W przeciwieństwie do fotoradarów, przed opisywanymi czujnikami nie będzie znaków ostrzegawczych, mimo protestów organizacji takich jak NRMA.

Na tą chwilę obędzie się bez mandatów. CarAdvice informuje, że Władze Nowej Południowej Walii będą wysyłać ostrzegawcze listy przez pierwsze trzy miesiące. Po tym czasie mają zostać rozsyłane mandaty w wysokości 344 dolarów uzupełnione o 5 punktów karnych. W okolicach szkół kara wzrośnie do 457 dolarów, a liczba punktów karnych zwiększana będzie do 10.

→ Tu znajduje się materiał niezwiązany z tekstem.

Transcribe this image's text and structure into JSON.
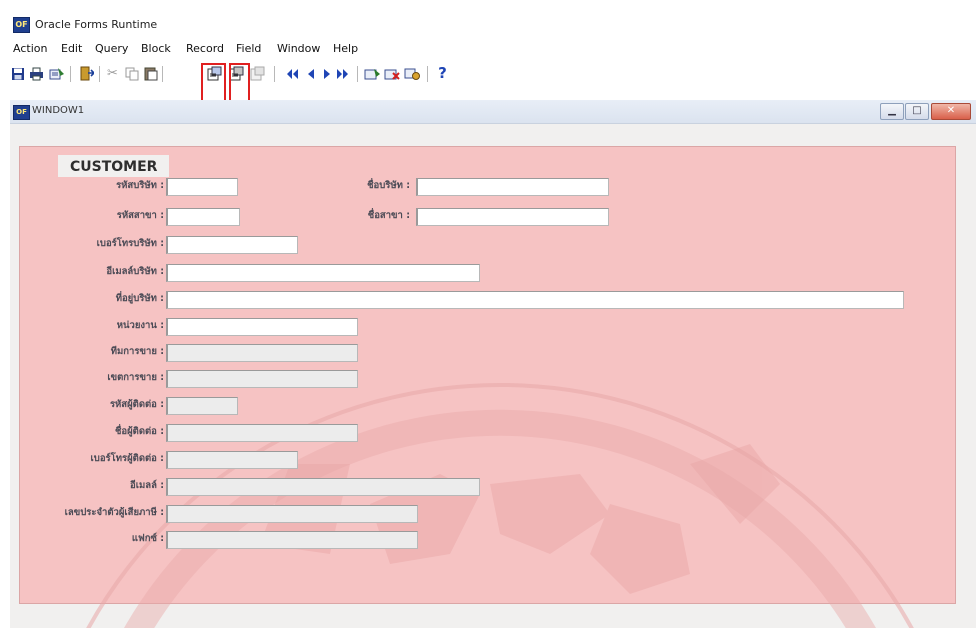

Wcześniej technologia była testowana w Sydney. W ciągu trzech miesięcy prób w dwóch lokalizacjach wykryto 100 000 kierowców używających telefonów pośród 8,3 miliona aut przebadanych przez kamery, co odpowiada ponad 34 milionom dolarów.

Śledzenie kierowców: próba zwiększenia bezpieczeństwa czy inwigilacji?

Obraz

Rozumiem problem kierowców rozmawiających przez telefon. Nie jestem jednak przekonany o pomyśle Australijczyków. Problem inwigilacji przez państwa i korporacje jest już i tak duży. Bezpieczeństwo jest tematem wrażliwym i często wykorzystywanym do umotywowania kolejnych technik obserwowania obywateli.

Mam nadzieję, że tak nie będzie w tym przypadku, chociaż przyznam, że mam złe przeczucia.